Le texte prévoit deux exceptions à l'interdiction : la première, lorsque la grossesse présente un risque pour la santé de la femme, et la deuxième lorsqu'il y a de bonnes raisons de penser que le femme a été victime de violences et abus sexuels.
Cependant, ces deux exceptions sont contestables, car dans les deux cas (risque sur la santé ou viol), il vous faut du temps et des preuves. Malgré les risques, une telle législation répandrait la peur chez les médecins et les découragerait de mettre fin à une grossesse même quand il existe de bonnes raisons de penser que le foetus sera défectif ou que la femme a été victime d'un viol.
Dans les cas de violences et abus sexuel, il y aurait de toute façon des difficultés supplémentaires dues au processus compliqué par lequel ces affaires sont portées dans les autorités en charge de l'application de la loi, la police préférant généralement ne pas enregistrer de tels incidents, et les enquêtes préliminaires étant rares.
Des problèmes systématiques qui ne sont pas pour autant abordés
La volonté d'interdire l'avortement n'est pas prête de se réduire. En outre, les femmes issues des couches sociales les plus aisées de la société seront toujours en mesure de se faire avorter dans d'autres pays, puisque la loi ne prescrit aucune responsabilité pénale pour cet acte.

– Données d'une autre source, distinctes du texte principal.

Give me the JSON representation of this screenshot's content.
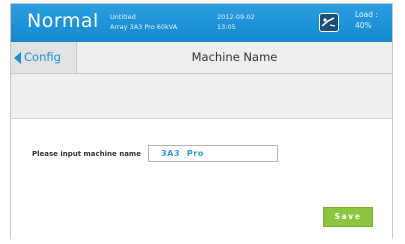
{
  "header": {
    "mode": "Normal",
    "project_name": "Untitled",
    "device_model": "Array 3A3 Pro 60kVA",
    "date": "2012-09-02",
    "time": "13:05",
    "load_label": "Load :",
    "load_value": "40%"
  },
  "nav": {
    "back_label": "Config",
    "title": "Machine Name"
  },
  "form": {
    "machine_name_label": "Please input machine name",
    "machine_name_value": "3A3  Pro",
    "save_label": "Save"
  },
  "colors": {
    "header_blue": "#1589cf",
    "save_green": "#8cc63f"
  },
  "icons": {
    "status_icon": "power-status-icon",
    "back_icon": "back-arrow-icon"
  }
}
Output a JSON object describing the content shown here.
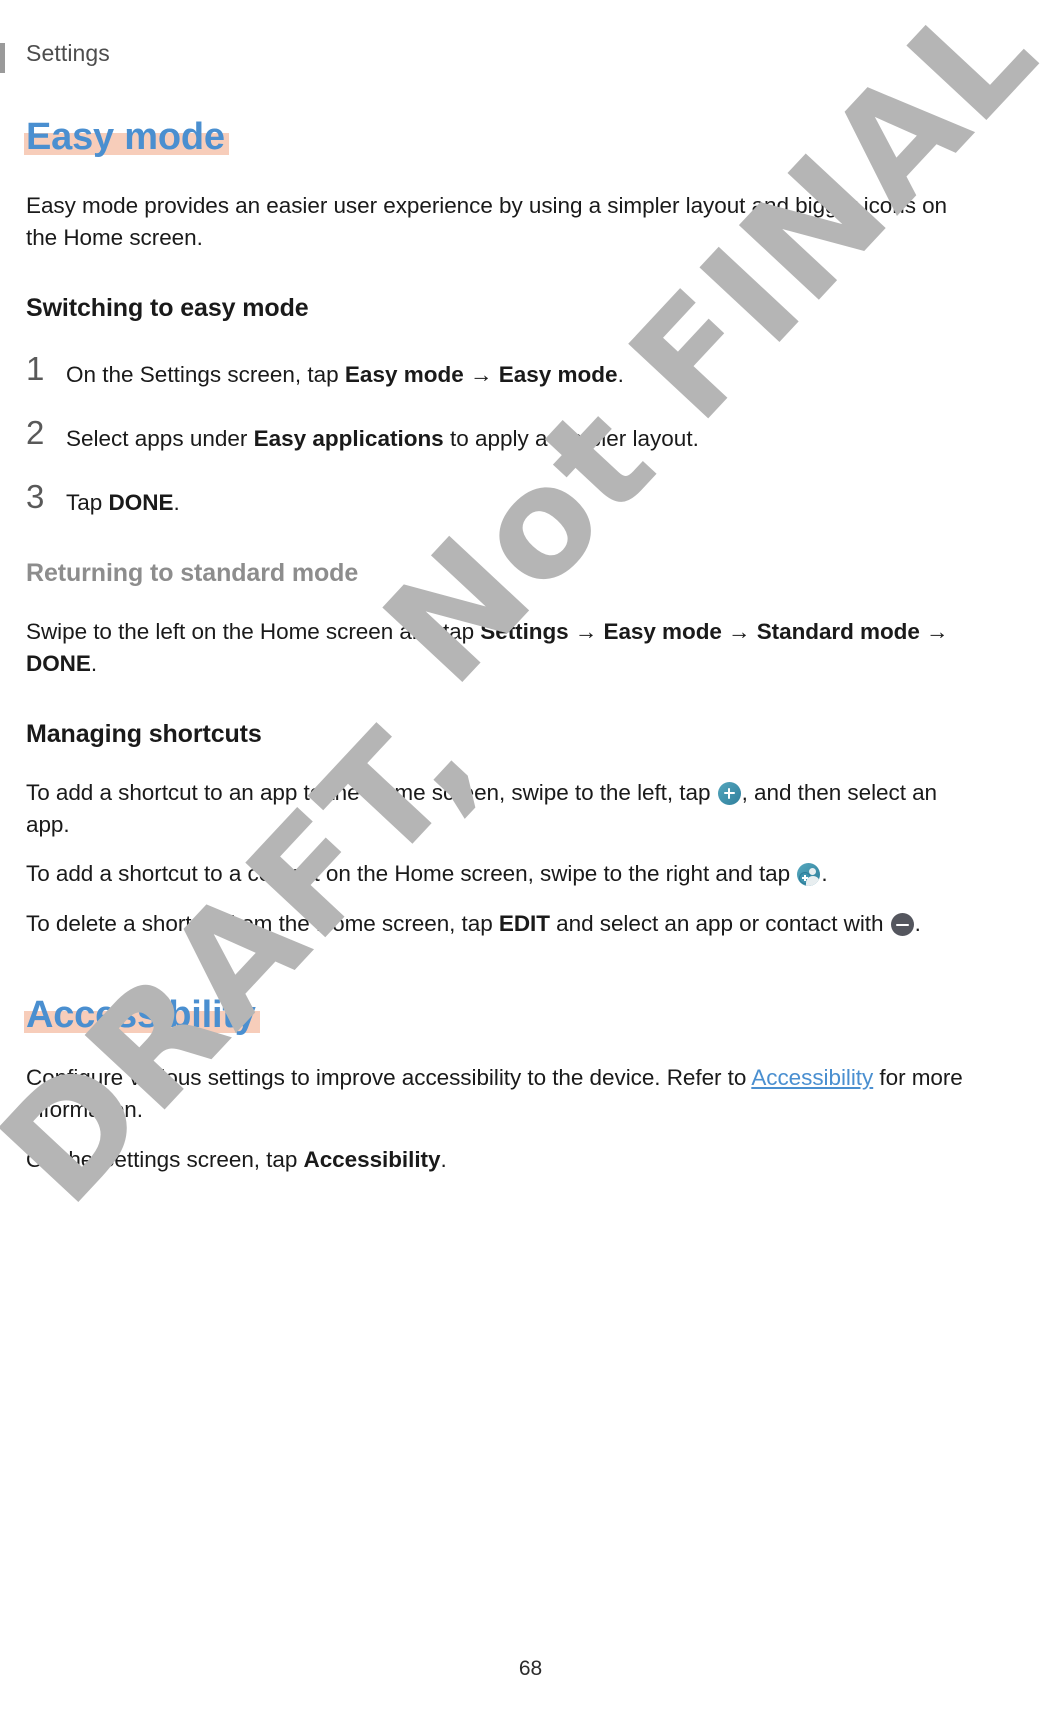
{
  "header": {
    "title": "Settings"
  },
  "sections": [
    {
      "heading": "Easy mode",
      "intro": "Easy mode provides an easier user experience by using a simpler layout and bigger icons on the Home screen.",
      "sub1": {
        "heading": "Switching to easy mode",
        "steps": [
          {
            "num": "1",
            "pre": "On the Settings screen, tap ",
            "b1": "Easy mode",
            "arrow": " → ",
            "b2": "Easy mode",
            "post": "."
          },
          {
            "num": "2",
            "pre": "Select apps under ",
            "b1": "Easy applications",
            "post": " to apply a simpler layout."
          },
          {
            "num": "3",
            "pre": "Tap ",
            "b1": "DONE",
            "post": "."
          }
        ]
      },
      "sub2": {
        "heading": "Returning to standard mode",
        "body_pre": "Swipe to the left on the Home screen and tap ",
        "b1": "Settings",
        "arrow1": " → ",
        "b2": "Easy mode",
        "arrow2": " → ",
        "b3": "Standard mode",
        "arrow3": " → ",
        "b4": "DONE",
        "body_post": "."
      },
      "sub3": {
        "heading": "Managing shortcuts",
        "para1_pre": "To add a shortcut to an app to the Home screen, swipe to the left, tap ",
        "para1_icon": "add-plus-icon",
        "para1_post": ", and then select an app.",
        "para2_pre": "To add a shortcut to a contact on the Home screen, swipe to the right and tap ",
        "para2_icon": "add-contact-icon",
        "para2_post": ".",
        "para3_pre": "To delete a shortcut from the Home screen, tap ",
        "para3_b": "EDIT",
        "para3_mid": " and select an app or contact with ",
        "para3_icon": "remove-minus-icon",
        "para3_post": "."
      }
    },
    {
      "heading": "Accessibility",
      "body_pre": "Configure various settings to improve accessibility to the device. Refer to ",
      "body_link": "Accessibility",
      "body_post": " for more information.",
      "body2_pre": "On the Settings screen, tap ",
      "body2_b": "Accessibility",
      "body2_post": "."
    }
  ],
  "watermark": {
    "line1": "Not FINAL",
    "line2": "DRAFT,"
  },
  "footer": {
    "page_number": "68"
  },
  "colors": {
    "heading_blue": "#4a8fd0",
    "highlight_peach": "#f7cdba",
    "muted_gray": "#8d8d8d",
    "icon_teal": "#2f7f9c",
    "icon_dark": "#54565e",
    "watermark_gray": "#b5b5b5"
  }
}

Cela ne ferait donc que renforcer le fossé déjà existant entre les femmes des différents milieux sociaux, mais encouragerait également l'émergence d'un "marché noir" de l'avortement, qui présenterai un risque grave pour la vie des femmes, leur santé, leur psychologie et leur bien-être. Les mineures seraient aussi exposées à des risques d'exclusion sociale, celles-ci étaient obligées d'aller au bout d'une grosses pourtant non désirée.
Nous devons être plus attentif à l'intégration des questions de genre dans l'éducation à l'école, celle-ci se devant de couvrir tous les thèmes liées aux droits reproductifs, au droit à la vie, au planning familial et à la contraception sûre. Tout en reconnaissant que la meilleur façon de réduire le nombre d'avortements est de le faire à travers l'éducation sexuelle, les députés qui ont proposé ce texte se cachent toujours et encore derrière la soi-disante "volonté de dieu" et les sermons de l'Église, sans prendre la peine de prêter suffisamment attention aux solution progressistes à ces problèmes.
L'avortement est encore un sujet de discorde en Lituanie, parfois même vu comme un crime, et c'est pourquoi le parti au pouvoir continue de faire du pied à l'électorat conservateur avec des mesures toujours plus restrictives. Si cet amendement est adopté, les femmes se retrouveront piégées dans un cercle vicieux, où leur capacité de contrôler leur propre corps se verra grandement limitée, alors que ce choix devrait bel et bien constituer un droit humain indiscutable.